The press has recently been preoccupied with a significant case concerning the rights of transgender people and their families, in particular the right to keep private the fact that they are transgender. 

This case, R (on the application of JK) v Registrar General for England and Wales [2015] EWHC 990 (Admin) , involved JK who for ease, we shall call Jackie/Jack. Jackie was born male and had married KK (who we shall call Kirsten) on 1 August 2007. Their daughter was born in early 2012. By this time, Jack wished to live as a woman and changed her name by deed poll, renouncing her former name and her title of ’Mr’ and thereafter calling herself Mrs Jackie. Kirsten and Jackie then had a second child, conceived before Jack began feminising hormonal treatment. 

On 15 September 2012 Jackie wrote to the local registrar for births asking whether their first child’s birth could be re-registered to show Jackie as a ’parent’ rather than the ’father’. Jack also asked for the registration of the second child’s birth to carry the same description.
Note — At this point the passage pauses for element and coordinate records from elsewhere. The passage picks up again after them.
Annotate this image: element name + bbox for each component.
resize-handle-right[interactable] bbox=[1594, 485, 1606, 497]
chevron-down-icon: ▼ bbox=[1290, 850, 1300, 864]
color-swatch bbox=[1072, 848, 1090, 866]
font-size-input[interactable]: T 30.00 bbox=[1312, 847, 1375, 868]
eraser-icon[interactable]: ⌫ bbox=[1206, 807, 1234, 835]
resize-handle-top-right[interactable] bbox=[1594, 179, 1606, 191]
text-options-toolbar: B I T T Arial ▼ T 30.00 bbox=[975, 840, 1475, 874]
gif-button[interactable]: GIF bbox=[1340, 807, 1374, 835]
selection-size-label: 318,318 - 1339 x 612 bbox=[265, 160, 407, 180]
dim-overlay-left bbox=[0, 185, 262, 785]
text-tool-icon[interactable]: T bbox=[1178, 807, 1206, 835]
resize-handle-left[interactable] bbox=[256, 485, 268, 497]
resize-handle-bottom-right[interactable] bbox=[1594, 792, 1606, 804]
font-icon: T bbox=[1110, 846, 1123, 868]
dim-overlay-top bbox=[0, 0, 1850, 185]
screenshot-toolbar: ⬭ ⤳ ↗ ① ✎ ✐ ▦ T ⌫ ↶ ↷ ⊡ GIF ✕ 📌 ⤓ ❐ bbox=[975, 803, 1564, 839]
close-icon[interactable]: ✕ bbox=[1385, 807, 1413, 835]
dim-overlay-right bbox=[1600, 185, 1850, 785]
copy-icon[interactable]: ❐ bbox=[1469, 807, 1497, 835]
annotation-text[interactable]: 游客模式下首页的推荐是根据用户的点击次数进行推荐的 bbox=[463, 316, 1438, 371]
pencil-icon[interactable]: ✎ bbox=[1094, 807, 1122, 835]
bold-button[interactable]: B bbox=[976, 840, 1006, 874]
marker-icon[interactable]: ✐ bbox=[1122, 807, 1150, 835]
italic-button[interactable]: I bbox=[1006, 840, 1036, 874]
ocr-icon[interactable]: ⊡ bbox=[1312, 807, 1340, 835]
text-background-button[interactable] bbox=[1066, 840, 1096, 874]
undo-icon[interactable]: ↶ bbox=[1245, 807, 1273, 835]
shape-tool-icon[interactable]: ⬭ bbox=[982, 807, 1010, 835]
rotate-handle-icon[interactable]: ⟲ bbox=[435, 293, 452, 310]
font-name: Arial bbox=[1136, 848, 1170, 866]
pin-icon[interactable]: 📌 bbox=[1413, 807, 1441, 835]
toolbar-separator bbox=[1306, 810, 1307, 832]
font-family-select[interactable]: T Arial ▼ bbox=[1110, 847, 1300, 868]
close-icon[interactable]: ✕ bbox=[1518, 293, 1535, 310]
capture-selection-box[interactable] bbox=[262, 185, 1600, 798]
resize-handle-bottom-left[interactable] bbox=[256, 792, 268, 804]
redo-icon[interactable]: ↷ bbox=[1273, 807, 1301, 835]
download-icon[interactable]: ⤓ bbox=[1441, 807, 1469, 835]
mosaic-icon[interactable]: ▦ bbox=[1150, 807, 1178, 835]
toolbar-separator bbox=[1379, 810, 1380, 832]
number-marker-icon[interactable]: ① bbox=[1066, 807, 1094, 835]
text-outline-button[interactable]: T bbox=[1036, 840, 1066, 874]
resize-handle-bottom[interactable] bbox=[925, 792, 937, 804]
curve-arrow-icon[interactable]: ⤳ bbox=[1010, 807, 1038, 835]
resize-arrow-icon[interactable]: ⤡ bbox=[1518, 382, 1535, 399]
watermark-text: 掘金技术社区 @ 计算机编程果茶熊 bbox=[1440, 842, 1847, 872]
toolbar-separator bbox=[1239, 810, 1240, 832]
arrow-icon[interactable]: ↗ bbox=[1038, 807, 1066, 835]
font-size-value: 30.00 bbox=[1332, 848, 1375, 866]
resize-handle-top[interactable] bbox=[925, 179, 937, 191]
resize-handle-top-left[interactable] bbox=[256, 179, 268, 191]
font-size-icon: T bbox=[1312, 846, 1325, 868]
The registrar refused and set out that the law as it stands requires Jack to be registered in both cases as the child’s father. The registrar said that there was no power to re-register or amend the first child’s birth certificate. Jackie issued a claim which was stayed pending the birth and registration of Jackie’s second child who was born in Spring 2013. Crucially, the same order granted Jackie and her children anonymity. 

After the second child was born, Jackie and Kirsten went to the registry office to register the baby’s birth and requested that Jackie be registered as the child’s ’parent’ or ’parent/father’. The registrar sought to enter Jackie’s former name of Jack on the certificate, which was rejected by Jackie as she did not consider it was appropriate given her transition and the declarations in her deed poll. The registrar therefore completed the form listing Kirsten as ’mother’ and Jackie as ’father’. 

In her claim Jackie contended that the requirement to show her as ’father’ on the birth certificate of each of her children was a breach of her human rights. Jackie also sought to amend the first child’s birth certificate so that she was recorded on the document as Jackie. In her case, Jackie said that she was very concerned by the embarrassment and distress that would be caused by the disclosure of her transgender status through the production of the birth certificate. The Official Solicitor on behalf of the children supported the claim on the basis that it would be in the children’s best interests if their birth certificates did not reveal that Jackie was transgender. 

Mr Justice Hickinbottom heard the substantive application on 11 December 2014, and reserved judgment. Shortly thereafter it became clear that Jackie had disclosed all the information she was seeking to protect in her claim, through her Twitter and Facebook accounts. She had also been listed in a national newspaper, as a transgender activist. It is unclear the extent to which this influenced the final decision of the judge. 

Mr Justice Hickinbottom concluded that the requirement for a man, who changes gender to female, to be listed as ’father’ on the birth certificate of a child was not a breach of that person’s human rights. 

It has surprised many observers that Jackie was unsuccessful in recording herself as the mother of her child, particularly given that since 2009, it has been possible for two women to be entered as the parents on a birth certificate should they have a child with the aid of artificial reproduction such as IVF. Huge progress has been made in recent years for transgender people but this case evidences the fact that that there is still a long way to go to secure true equality and recognition.